The rise in inflation has increased rents and, in turn, the value of our assets. Of course, the cost of building and the carry interest rates have increased as well but the positive impact we’re experiencing far exceeds the negative (increase in cost vs. increase in property value). A good example is our 600 Dania Beach Boulevard project; we have seen construction cost rise by as much as 17 percent factoring in additional time, and reserves for interest rate. To set that, rents have gone up by 34 percent, and the value of the asset increased from $105 million to $140 million in a short period while we expense cap rate projection at the exit by 20 basis points to account for the higher cost of capital for a potential buyer.
Another factor we are evaluating is the growing demand for foreign capital. Nearly 80 percent of the funds Astor Realty Capital deploys are foreign and currency fluctuations are always on our minds. A weaker dollar makes US real estate more attractive to foreign investors as their purchasing power increases. anticipating increased demand that may result in higher real estate prices, particularly in prime locations and popular markets.

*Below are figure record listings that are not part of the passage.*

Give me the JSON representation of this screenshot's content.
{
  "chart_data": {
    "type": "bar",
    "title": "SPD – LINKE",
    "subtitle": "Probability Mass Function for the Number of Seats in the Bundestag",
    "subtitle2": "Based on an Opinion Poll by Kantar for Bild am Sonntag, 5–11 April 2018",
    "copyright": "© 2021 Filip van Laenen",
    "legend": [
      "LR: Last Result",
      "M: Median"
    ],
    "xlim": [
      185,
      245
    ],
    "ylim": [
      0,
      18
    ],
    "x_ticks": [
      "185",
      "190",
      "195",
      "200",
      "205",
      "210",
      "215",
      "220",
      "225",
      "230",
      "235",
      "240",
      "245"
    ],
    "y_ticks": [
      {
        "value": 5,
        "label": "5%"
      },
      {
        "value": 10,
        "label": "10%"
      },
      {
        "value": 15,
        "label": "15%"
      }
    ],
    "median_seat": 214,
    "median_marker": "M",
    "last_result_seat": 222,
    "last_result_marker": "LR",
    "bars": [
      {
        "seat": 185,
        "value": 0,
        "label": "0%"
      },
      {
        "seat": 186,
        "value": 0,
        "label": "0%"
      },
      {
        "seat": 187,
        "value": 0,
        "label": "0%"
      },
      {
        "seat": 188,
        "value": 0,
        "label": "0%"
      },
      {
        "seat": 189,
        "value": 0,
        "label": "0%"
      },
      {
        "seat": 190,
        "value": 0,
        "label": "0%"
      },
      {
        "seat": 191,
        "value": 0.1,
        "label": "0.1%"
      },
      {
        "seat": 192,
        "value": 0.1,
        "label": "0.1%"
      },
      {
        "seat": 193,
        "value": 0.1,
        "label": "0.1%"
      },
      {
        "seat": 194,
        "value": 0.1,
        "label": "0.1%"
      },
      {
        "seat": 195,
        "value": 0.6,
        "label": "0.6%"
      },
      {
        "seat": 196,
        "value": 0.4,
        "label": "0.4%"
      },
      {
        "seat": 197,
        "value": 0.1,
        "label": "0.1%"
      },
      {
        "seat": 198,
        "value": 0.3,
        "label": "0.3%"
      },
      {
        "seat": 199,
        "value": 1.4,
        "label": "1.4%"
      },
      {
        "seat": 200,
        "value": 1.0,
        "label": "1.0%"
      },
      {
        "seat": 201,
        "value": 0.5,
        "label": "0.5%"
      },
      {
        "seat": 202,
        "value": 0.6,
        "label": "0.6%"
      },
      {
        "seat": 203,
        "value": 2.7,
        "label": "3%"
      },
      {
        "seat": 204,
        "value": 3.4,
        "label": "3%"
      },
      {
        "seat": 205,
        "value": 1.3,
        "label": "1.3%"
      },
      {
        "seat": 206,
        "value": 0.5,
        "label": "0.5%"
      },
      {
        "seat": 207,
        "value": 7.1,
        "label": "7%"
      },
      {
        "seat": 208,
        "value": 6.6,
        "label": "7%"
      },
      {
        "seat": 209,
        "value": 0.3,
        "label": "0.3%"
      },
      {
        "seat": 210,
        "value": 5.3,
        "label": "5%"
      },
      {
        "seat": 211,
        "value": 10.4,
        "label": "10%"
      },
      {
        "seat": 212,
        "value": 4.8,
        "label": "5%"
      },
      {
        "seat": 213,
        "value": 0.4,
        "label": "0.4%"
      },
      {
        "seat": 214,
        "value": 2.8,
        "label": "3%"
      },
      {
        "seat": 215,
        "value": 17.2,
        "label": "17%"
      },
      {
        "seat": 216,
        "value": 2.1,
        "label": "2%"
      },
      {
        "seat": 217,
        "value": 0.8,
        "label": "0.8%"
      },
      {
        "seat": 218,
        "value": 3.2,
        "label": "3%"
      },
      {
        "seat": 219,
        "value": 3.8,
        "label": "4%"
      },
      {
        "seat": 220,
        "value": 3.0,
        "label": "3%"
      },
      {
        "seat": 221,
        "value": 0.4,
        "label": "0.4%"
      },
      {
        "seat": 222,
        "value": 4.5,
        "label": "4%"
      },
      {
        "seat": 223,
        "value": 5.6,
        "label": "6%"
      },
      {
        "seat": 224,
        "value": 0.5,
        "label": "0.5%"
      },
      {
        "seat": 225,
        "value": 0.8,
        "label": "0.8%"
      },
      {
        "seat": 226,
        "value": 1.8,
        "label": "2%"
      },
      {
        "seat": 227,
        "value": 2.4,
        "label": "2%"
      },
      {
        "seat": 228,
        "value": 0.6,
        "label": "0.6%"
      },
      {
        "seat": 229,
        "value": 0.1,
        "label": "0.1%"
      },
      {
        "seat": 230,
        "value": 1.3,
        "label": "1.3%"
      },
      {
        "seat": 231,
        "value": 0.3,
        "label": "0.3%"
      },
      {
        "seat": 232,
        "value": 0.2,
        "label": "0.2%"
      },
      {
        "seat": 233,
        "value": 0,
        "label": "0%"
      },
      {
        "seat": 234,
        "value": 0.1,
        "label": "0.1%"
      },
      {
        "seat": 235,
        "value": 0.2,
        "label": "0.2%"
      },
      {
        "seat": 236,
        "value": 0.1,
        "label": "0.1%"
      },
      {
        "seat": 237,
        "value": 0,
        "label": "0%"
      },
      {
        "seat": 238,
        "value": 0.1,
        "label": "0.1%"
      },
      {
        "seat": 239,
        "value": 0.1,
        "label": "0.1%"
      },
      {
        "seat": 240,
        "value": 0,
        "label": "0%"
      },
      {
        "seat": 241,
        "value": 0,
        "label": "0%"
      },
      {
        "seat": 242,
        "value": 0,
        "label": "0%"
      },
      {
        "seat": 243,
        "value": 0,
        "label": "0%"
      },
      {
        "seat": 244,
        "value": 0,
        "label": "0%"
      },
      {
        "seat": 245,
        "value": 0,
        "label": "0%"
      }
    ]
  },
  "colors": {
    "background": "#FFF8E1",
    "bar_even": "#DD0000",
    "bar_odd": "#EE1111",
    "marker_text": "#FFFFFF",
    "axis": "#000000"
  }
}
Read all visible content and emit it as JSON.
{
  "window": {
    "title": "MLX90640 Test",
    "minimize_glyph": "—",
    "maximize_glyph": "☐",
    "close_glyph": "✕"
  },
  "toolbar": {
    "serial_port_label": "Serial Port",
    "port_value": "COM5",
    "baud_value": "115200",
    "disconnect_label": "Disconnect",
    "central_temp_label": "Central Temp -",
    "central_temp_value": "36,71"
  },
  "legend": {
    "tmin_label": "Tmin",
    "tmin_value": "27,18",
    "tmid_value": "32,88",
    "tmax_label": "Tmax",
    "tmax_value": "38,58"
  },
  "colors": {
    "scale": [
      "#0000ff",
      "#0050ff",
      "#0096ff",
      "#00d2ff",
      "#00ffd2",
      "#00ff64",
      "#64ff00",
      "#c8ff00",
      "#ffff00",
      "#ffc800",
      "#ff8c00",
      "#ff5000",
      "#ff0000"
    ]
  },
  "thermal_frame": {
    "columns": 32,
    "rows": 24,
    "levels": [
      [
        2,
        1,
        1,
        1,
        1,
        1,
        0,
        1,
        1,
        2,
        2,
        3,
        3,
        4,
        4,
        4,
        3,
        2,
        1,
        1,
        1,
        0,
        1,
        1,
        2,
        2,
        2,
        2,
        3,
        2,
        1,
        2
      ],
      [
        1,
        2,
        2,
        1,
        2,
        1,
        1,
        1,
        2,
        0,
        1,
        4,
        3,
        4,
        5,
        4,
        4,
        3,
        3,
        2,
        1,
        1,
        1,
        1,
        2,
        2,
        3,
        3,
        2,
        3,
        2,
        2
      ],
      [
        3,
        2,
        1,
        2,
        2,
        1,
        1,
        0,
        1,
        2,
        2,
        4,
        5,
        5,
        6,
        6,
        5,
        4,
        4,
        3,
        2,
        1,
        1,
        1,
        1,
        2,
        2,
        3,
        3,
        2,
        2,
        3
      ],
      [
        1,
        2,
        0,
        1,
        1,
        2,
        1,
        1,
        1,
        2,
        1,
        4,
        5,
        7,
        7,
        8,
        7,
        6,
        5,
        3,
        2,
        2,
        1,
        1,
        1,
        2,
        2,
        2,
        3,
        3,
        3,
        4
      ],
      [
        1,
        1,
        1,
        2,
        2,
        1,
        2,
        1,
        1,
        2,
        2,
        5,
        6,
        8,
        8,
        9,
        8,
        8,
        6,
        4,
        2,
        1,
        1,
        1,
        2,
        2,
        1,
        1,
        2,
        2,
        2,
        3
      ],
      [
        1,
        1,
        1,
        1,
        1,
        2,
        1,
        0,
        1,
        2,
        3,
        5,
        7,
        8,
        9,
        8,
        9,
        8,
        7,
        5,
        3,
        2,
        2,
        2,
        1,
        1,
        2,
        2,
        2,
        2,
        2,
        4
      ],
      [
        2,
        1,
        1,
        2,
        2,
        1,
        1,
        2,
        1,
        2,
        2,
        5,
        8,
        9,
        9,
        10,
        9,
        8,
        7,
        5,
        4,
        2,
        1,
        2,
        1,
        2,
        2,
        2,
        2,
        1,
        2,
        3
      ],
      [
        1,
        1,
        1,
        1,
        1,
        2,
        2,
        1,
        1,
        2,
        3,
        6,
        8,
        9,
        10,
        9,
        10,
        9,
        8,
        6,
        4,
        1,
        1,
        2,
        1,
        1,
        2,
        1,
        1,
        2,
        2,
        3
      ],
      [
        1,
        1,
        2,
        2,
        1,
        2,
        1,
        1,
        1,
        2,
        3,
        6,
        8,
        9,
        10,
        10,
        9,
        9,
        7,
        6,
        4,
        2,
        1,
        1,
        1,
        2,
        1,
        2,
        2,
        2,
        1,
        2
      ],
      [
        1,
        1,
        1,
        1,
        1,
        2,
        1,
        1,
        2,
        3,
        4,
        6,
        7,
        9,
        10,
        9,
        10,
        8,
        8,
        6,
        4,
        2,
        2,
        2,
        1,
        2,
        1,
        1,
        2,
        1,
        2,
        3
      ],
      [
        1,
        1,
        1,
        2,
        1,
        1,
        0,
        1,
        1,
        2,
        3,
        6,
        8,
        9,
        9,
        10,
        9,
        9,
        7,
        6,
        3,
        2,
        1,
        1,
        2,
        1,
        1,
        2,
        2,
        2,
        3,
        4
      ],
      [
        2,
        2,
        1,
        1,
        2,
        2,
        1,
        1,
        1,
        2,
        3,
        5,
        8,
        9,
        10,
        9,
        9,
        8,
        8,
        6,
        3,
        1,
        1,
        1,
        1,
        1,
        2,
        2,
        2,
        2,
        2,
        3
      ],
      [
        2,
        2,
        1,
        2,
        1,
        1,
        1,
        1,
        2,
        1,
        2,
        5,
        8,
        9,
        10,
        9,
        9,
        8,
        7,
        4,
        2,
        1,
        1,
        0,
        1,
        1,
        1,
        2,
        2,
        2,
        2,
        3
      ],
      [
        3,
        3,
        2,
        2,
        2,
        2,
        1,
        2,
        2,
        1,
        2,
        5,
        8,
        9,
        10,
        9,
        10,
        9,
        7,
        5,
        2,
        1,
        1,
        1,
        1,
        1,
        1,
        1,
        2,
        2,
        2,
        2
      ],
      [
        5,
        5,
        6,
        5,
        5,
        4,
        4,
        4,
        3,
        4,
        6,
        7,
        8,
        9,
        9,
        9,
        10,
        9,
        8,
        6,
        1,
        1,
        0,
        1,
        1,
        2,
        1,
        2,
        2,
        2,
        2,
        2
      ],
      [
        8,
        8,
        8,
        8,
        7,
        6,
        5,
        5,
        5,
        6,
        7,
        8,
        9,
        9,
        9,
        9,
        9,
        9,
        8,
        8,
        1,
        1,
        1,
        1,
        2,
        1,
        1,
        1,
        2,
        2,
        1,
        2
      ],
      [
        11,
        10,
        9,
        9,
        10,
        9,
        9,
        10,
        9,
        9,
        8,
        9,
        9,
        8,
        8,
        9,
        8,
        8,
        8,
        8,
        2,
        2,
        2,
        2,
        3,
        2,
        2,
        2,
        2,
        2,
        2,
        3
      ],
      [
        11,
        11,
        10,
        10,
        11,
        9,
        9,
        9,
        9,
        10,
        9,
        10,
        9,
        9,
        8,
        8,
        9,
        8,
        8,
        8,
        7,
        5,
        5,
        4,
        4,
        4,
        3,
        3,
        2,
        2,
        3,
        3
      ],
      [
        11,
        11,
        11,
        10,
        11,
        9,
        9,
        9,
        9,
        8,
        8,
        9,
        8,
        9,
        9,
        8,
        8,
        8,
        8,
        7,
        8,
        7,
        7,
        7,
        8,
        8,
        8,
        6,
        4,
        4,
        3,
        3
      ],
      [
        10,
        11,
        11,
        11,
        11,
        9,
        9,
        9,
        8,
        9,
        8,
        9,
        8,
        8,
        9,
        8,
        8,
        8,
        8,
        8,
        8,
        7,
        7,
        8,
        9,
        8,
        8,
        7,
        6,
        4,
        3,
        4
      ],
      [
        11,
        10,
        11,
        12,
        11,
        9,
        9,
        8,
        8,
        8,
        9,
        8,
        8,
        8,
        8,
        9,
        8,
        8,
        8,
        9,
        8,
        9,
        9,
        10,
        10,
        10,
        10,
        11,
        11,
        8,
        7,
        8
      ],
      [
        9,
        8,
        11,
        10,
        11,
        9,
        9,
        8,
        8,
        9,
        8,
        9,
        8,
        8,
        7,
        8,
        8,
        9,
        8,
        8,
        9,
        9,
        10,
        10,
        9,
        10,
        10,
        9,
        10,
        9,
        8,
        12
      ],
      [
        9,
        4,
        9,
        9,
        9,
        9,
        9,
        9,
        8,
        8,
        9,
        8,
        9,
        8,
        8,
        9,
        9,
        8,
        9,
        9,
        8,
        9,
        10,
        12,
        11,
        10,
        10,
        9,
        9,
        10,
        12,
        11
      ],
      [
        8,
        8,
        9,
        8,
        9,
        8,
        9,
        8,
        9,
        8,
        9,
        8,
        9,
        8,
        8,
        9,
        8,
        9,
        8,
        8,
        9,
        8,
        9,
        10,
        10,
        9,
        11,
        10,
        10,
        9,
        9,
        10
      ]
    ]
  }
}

A falling dollar may lead to higher interest rates to counteract inflation as central banks try to stabilize the economy. Higher interest rates can, in turn, lead to higher mortgage rates. This might decrease the demand for real estate, lead to a slowdown in the growth of real estate values, or, in some cases, a decrease in property values depending on the supply and demand dynamics at play. Long-term, fixed-rate mortgages are a safe hedge; however, most of our projects are financed with short-term debt that’s exposed to fluctuations.
To reduce the risk, we pay additional sums to cap rates at reasonable levels. In Dallas, Texas we locked in a 3.6 percent interest rate loan while we bought a 5.75 percent rate lock to protect our assets from wild interest rate hikes. It was in Q1 of 2022, had we not bought the rate cap, the asset would have been negatively affected as the increase of SOFR has since gone up by 400 bps and our ability to service the debt would have been impaired.
Ultimately, the impact of a falling dollar on real estate values depends significantly on local market conditions and the overall economic situation. Astor invests in the top 12 MSAs with a heavy concentration in Miami and South Florida, Dallas and greater Texas, Brooklyn, and suburban New York City. These locations are fundamentally strong due to factors such as employment, local industries, and population growth that will have a more substantial impact on real estate values than currency fluctuations.
In conclusion, a drop in the value of the dollar can have both positive and negative effects on real estate values. While it may lead to increased demand from foreign investors and serve as a hedge against inflation, it can also result in higher interest rates affecting affordability and demand. Local market conditions and economic factors will ultimately be critical determinants of how your real estate value is affected by fluctuations in the dollar’s value.